Designing a piece of furniture is not unlike having an odd jacket or suit made. The urge to leap into the exciting details of buttons and exuberant linings of the latter mirrors the fawning over solid brass hinges, campaign hardware and knobs that are the finishing touches of the former. Impatience is ill-rewarded in both instances. Form, proportion and basic design must first be firmly established and only then should the lily be subtly gilded.
Oh how satisfying those finishing touches can be though! It was a happy realization that my modular armoire almost required a linear, undecorated design as I have long admired campaign style furniture. These officer’s trunks and cases, desks and bureaus are simply constructed of sturdy hardwoods, the only embellishments coming from brass reinforcing hardware. As it happened, my bedside tables were already in the campaign style, so a towering armoire was sure to compliment. And it does, but at considerable personal effort in sourcing convincing solid brass hinges, corner braces and pulls.
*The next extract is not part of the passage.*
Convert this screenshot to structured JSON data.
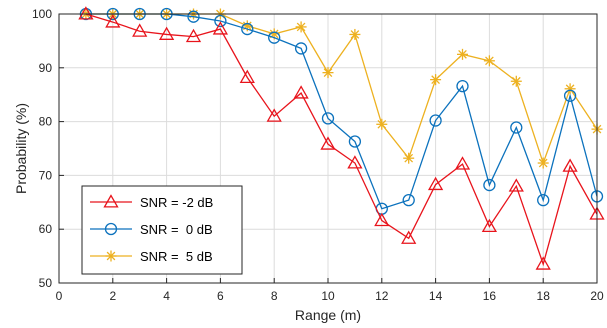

Interior hardware was another trial entirely. Finding a sturdy brass tube with matching flanges as a clothes bar was not an easy task. Plenty of brass-plated versions exist, but fear of flakes raining down on the shoulders and lapels of my clothes like glittering dandruff had me commissioning a solid brass tube from a distant Canadian foundry. I hacksawed it to precise length, and installed a steel tube snugly within so as to prevent even the faintest sagging under the significant weight of coat hangers and clothes.
The problem with storage generally is things like suits and shirts, sweaters and shoes receive the prime real estate, while belts, braces (suspenders) and ties are left to divide the less desirable nooks and crannies. Neglected accessories are a sad sight, so rather than hastily tacking a tie rack somewhere I am still mulling my options. I have found some tasteful solid brass strips, each with twenty pegs. I’m stumped where to install them though; on the inside of the doors will mean constant fear of clamping a foulard when closing the armoire, but hung on an inside wall will bite into the linear storage space. I will need all 101.4 inches.
I joked with a friend helping me move the thing the other day that, should I have to scramble, I could load the two modular pieces of the armoire, fully loaded with clothes, into the back of a truck and be gone within the hour. I suppose a similar scenario is what motivated the design of campaign style furniture in the first place. It’s a romantic, though in my case irrelevant, thought. The true mobility of this design is less concrete; it’s the investment in storage that is untethered to a single place—quite unlike the fortune people are happy to pour into closet space.